With the assurance characteristic of a sincere mind that knows whereof it speaks, and with incisive directness, the happy recipient of our Lord's bounty replied: "Whether he be a sinner or no, I know not: one thing I know, that, whereas I was blind, now I see."
Then the inquisitors questioned the man anew as to the precise means by which his eyes had been opened; but he refused to repeat what they had already treated with derision, and ironically inquired if they were about to join the disciples of the Healer. This served but to increase their anger. They boasted of being disciples of Moses, but as for Christ, whom they referred to as "this fellow," they furiously declared that they knew not whence He came.
They were enraged that an illiterate beggar should answer so boldly in their scholarly presence; but the man was more than a match for them all. His rejoinder was maddening because it flouted their vaunted wisdom, and, withal, was unanswerable.
"Why, herein is a marvellous thing," said he, "that ye know not from whence he is, and yet he hath opened mine eyes. Now we know that God heareth not sinners: but if any man be a worshipper of God, and doeth his will, him he heareth. Since the world began was it not heard that any man opened the eyes of one that was born blind. If this man were not of God, he could do nothing."
Unable to cope in argument or demonstration with the erstwhile sightless beggar, those blinded Pharisees could at least exercise their official authority, however unjustly, by excommunicating him from the congregation of the synagog, and this they promptly and wickedly did.
The case in all its bearings is typical of current conditions, as indeed it has been of men in all ages. Physical blindness is a grievous affliction, and relief therefrom correspondingly gladsome. But it is of the body only, and though permitted to endure till death, it shall end.
For that deeper darkness-blindness of mind and heartthe grave is no curative. As between the sightless beggar and the sin-proud Pharisees, the latter were by far the blinder. He reverently rejoiced in the gift of sight, for he knew that he had been blind and that afterward he saw; they boasted of their vision, though living in darkness, and refused enlightement.
"Wo unto the blind that will not see; for they shall perish." (Book of Mormon, 2 Nephi 9:32.)
The requirements of the Gospel of Jesus Christ are the same today as in "the meridian of time" when the Master taught among men in Person. Likewise are there now many blind eyes, some of which are opened through the enlightenment of obedience, while others grow more and more darkened by the spreading cataract of false teaching, skepticism, and wilful sin.

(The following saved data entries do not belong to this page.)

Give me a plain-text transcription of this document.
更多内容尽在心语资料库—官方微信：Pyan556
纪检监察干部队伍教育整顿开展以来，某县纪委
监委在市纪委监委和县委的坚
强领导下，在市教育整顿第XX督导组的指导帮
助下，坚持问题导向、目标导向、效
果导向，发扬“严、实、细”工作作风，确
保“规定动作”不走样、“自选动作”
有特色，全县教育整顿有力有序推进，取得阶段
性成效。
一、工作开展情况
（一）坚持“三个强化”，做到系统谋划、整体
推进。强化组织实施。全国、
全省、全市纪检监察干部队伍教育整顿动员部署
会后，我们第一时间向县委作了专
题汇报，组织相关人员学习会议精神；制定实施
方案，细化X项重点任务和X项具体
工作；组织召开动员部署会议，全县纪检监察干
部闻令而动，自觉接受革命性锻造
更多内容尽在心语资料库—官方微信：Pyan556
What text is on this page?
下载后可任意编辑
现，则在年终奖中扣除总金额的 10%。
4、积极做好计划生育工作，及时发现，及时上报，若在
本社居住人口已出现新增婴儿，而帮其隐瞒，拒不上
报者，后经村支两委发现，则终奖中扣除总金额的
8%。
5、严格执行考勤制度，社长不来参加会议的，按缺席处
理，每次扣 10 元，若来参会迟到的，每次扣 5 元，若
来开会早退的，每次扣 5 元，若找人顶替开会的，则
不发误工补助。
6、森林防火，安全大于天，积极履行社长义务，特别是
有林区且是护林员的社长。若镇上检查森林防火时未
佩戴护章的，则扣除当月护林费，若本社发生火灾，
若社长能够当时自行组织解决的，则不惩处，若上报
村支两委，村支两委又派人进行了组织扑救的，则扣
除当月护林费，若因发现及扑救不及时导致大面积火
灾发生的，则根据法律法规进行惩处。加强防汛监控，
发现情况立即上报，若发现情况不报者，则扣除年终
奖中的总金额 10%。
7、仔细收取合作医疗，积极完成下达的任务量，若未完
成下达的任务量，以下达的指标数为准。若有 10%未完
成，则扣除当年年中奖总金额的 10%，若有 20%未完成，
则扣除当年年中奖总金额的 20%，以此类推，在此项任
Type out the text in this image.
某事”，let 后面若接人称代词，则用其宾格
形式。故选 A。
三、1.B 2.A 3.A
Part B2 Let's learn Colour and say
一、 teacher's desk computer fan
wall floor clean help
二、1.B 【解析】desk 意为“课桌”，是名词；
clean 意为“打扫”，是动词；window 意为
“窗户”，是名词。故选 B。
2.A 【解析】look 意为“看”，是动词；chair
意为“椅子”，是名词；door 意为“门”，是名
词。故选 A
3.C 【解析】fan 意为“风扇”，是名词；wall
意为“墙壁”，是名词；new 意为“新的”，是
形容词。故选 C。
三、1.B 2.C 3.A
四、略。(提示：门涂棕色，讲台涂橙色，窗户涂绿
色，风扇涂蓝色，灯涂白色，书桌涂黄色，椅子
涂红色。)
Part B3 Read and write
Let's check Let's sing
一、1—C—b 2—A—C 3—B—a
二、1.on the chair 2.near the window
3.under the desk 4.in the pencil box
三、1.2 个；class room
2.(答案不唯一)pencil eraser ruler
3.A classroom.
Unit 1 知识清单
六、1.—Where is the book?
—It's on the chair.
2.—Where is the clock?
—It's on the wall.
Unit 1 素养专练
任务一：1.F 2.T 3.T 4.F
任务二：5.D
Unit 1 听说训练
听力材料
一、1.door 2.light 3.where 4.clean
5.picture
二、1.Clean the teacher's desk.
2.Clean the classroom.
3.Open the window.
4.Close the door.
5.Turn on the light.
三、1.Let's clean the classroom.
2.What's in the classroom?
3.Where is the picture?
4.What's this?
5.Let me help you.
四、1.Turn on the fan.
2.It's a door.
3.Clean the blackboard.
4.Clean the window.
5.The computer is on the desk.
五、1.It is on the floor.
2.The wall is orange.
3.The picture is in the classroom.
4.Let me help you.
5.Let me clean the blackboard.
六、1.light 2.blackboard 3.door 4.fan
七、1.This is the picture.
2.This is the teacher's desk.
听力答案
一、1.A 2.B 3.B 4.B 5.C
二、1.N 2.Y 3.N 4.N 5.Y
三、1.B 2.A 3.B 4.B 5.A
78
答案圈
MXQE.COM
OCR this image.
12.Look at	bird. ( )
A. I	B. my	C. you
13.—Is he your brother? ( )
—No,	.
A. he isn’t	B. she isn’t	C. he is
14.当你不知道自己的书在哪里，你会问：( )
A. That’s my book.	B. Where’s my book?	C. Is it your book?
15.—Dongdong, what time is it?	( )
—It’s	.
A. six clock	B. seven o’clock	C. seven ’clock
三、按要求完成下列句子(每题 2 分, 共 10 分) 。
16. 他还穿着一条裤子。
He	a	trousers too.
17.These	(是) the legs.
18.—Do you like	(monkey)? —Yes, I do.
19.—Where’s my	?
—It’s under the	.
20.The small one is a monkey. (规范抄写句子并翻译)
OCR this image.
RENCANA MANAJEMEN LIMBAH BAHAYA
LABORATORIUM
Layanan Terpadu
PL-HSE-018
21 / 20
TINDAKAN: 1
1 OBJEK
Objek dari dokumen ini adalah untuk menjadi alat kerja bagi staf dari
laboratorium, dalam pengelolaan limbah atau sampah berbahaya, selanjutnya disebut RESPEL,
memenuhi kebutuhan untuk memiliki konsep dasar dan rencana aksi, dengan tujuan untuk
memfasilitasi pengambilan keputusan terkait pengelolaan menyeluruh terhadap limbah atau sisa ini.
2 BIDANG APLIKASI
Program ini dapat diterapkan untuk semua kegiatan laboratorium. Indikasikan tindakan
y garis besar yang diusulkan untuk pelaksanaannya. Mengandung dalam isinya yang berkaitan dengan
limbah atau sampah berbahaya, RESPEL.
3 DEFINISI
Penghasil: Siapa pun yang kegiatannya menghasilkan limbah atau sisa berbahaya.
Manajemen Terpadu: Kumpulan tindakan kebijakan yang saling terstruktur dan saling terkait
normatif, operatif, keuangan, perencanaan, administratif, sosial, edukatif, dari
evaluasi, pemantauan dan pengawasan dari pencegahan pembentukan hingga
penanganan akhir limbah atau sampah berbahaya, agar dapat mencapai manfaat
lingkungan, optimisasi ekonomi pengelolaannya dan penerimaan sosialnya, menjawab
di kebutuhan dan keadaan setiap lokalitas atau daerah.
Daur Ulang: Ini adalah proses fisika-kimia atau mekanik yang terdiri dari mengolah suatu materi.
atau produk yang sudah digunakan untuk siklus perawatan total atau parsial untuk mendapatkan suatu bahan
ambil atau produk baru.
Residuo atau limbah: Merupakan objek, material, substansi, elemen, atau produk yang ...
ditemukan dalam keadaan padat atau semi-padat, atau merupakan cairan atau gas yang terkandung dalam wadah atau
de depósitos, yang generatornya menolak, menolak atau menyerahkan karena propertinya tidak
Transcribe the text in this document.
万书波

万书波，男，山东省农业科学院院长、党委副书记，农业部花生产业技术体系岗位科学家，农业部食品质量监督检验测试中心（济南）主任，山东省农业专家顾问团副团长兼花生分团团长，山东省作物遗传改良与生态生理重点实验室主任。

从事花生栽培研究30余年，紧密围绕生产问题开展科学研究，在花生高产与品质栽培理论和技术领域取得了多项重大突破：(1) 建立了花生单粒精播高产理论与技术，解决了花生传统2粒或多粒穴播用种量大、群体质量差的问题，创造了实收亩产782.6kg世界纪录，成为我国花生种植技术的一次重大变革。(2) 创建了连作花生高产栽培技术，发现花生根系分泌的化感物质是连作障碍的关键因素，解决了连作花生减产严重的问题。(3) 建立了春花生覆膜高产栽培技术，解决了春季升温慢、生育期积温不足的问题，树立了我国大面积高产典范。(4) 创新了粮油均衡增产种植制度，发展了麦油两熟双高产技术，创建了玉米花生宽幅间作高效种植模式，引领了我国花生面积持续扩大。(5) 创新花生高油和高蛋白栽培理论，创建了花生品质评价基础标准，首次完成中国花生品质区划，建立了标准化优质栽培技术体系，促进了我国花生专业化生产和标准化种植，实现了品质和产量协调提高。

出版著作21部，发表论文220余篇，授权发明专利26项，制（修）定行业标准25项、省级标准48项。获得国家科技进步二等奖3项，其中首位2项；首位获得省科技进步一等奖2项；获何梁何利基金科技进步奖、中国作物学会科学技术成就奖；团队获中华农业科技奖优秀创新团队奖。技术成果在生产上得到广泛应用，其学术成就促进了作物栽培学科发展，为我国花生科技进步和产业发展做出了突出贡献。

Away with the benighting Pharisaism that sets the precepts of men above the revealed word of God! For spiritual blindness so induced, the Divine Healer offers sure relief. Oh, sightless man, anoint thine eyes with the balm of compliance with the laws and ordinances of the Gospel as enunciated by the Redeemer of men. Do but desire the light with repentant heart and with the deep full earnestness of a living faith, and then, in the waters of baptism be washed, and ye shall come, seeing.
Of deep import are these words of the Lord given unto an ancient Hebrew seer:
"And the mists of darkness are the temptations of the devil, which blindeth the eyes, and hardeneth the hearts of the children of men, and leadeth them away into broad roads, that they perish, and are lost." (Book of Mormon, 1 Nephi 12:17.)
Man is not the author of the plan of salvation; and blind indeed are they who suppose that precepts, theories or systems originated or contrived by man can substitute or supersede the means divinely appointed for the redemption of mankind.
To the groping, sightless soul is offered the unction of faith and the ability to repent; and in the Siloam of baptism shall be received the enlightenment that guides the soul, once blind, now seeing, along the path leading to eternal life.